Ошибаешься, Лёха, – сказал неожиданно погрустневший друг, – Кольцовых в русской литературе столько, что обо мне вспоминают в последнюю очередь. Вот с твоей фамилией я бы точно не потерялся.

 

Прошёл ещё месяц на водочной линии. Всё оставалось по-прежнему. Гоги, как мысленно стал называть Корытин директора вслед за Серёгой, твердил, что денег нет. Наконец Алексей понял, что его дурят, и уволился в тот же день.

Правильно, – сказал Серёга, увидев, как складывает Корытин принесённый из дома инструмент, – теперь он тебе заплатит, никуда не денется.

А ты?

У меня тут, сам видишь, кормушка. В смысле поилка.

«Первый блин, как и положено, комом», – решил Алексей, возобновляя походы по предприятиям и изучение газет с вакансиями. Накатили первые настоящие морозы, снега осы́пали Таинск, бинтуя безнадёгу поздней осени, солнце вставало в радужной дуге ложных солнц, и город празднично искрился. В один из таких дней Корытин, скорее для очистки совести, чем надеясь на удачу, заглянул в отдел кадров большого машиностроительного завода. И оттуда отправился на собеседование.

 

Глава 2. Алкаши

 

Ремонтный участок Петряева обслуживал несколько цехов. Сам Петряев собирался на повышение:

Быков переводит меня главным механиком завода. Начальником участка станет Иван Прохоренко. Он сейчас в отпуске. Я ему дал возможность отдохнуть. А ты принимай его бригаду. И цех, который он обслуживает.

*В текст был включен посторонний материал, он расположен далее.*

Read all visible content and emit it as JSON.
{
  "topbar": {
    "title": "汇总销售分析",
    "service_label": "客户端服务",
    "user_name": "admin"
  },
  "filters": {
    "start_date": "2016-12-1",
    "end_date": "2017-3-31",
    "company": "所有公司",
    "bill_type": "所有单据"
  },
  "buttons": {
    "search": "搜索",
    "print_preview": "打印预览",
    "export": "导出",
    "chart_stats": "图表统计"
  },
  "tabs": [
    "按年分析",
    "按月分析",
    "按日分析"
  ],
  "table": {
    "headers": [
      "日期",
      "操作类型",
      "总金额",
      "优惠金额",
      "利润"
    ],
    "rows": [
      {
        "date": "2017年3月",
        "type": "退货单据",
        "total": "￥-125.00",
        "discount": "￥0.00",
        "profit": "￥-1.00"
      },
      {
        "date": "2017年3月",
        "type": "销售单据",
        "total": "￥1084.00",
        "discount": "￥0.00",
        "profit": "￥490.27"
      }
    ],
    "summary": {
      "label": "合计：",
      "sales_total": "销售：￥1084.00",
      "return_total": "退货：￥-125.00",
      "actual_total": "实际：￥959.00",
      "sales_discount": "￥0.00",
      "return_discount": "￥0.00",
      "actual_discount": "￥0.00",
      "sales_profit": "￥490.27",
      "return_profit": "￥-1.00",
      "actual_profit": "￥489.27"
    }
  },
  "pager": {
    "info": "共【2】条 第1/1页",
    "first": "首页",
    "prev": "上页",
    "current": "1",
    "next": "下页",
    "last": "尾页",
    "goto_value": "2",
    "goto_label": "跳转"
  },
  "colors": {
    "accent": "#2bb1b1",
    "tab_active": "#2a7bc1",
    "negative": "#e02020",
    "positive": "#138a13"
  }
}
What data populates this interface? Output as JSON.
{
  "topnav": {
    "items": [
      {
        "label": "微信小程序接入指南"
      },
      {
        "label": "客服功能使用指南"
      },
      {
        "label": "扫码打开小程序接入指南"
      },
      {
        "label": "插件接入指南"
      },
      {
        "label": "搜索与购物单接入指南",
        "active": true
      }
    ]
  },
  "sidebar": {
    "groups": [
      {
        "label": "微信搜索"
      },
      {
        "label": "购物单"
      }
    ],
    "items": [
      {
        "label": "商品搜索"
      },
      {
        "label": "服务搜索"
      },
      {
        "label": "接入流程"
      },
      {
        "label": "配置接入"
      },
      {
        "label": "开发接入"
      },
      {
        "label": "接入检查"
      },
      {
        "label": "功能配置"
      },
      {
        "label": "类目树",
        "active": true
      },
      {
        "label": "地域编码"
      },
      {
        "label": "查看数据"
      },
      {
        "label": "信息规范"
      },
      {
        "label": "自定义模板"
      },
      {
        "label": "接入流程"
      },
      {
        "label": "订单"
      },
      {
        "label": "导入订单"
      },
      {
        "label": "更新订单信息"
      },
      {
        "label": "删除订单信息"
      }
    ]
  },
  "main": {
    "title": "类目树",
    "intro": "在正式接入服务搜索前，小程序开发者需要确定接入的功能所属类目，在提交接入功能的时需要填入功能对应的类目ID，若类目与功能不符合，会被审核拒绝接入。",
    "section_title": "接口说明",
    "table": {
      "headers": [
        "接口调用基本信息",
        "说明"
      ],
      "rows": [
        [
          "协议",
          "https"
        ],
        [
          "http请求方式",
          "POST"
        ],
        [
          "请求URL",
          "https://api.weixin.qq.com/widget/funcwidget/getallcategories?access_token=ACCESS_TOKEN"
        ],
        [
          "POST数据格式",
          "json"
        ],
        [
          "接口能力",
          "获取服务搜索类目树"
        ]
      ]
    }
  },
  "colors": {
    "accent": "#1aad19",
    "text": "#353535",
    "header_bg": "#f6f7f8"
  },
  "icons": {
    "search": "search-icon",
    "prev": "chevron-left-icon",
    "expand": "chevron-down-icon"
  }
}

Корытин знал уже, что Быков – главный инженер завода. И что предыдущий главный механик уволился, не выдержав тяжёлого характера Быкова. Алексей с первой минуты знакомства пытался вспомнить, где он видел Петряева раньше, и теперь вспомнил. Они учились на одном курсе, жили в одном общежитии и даже какое-то время в комнатах по соседству. А ещё вспомнил, что Петряева в те годы изредка именовали Хитряевым за умение не упускать из вида свой интерес. Когда в учёбе наступала запарка, многие студенты, и Корытин тоже, навёрстывали отставание по ночам. И не раз случалось, что посреди ночи в комнату всовывалась голова кого-нибудь из соседей: «У вас хлеб есть? А сахар? А рупь до стипендии?». Случалось и Лёшке ходить ночью по соседним комнатам, предварительно убедившись, что там горит свет: неписаный, но почти всеми соблюдавшийся закон запрещал лезть туда, где все уже уснули. Приходилось ему заглядывать и в комнату, где жил тогда Петряев. И если оказывалось, что единственным не спящим в этой комнате был он, Корытин продолжал поиски. А если кто-то ещё, то находились или полбулки хлеба, или ложка сахара, или рубль до стипендии. Впрочем, жмотом Саша Петряев не был, в складчинах не хитрил и взятые взаймы деньги возвращал без напоминаний.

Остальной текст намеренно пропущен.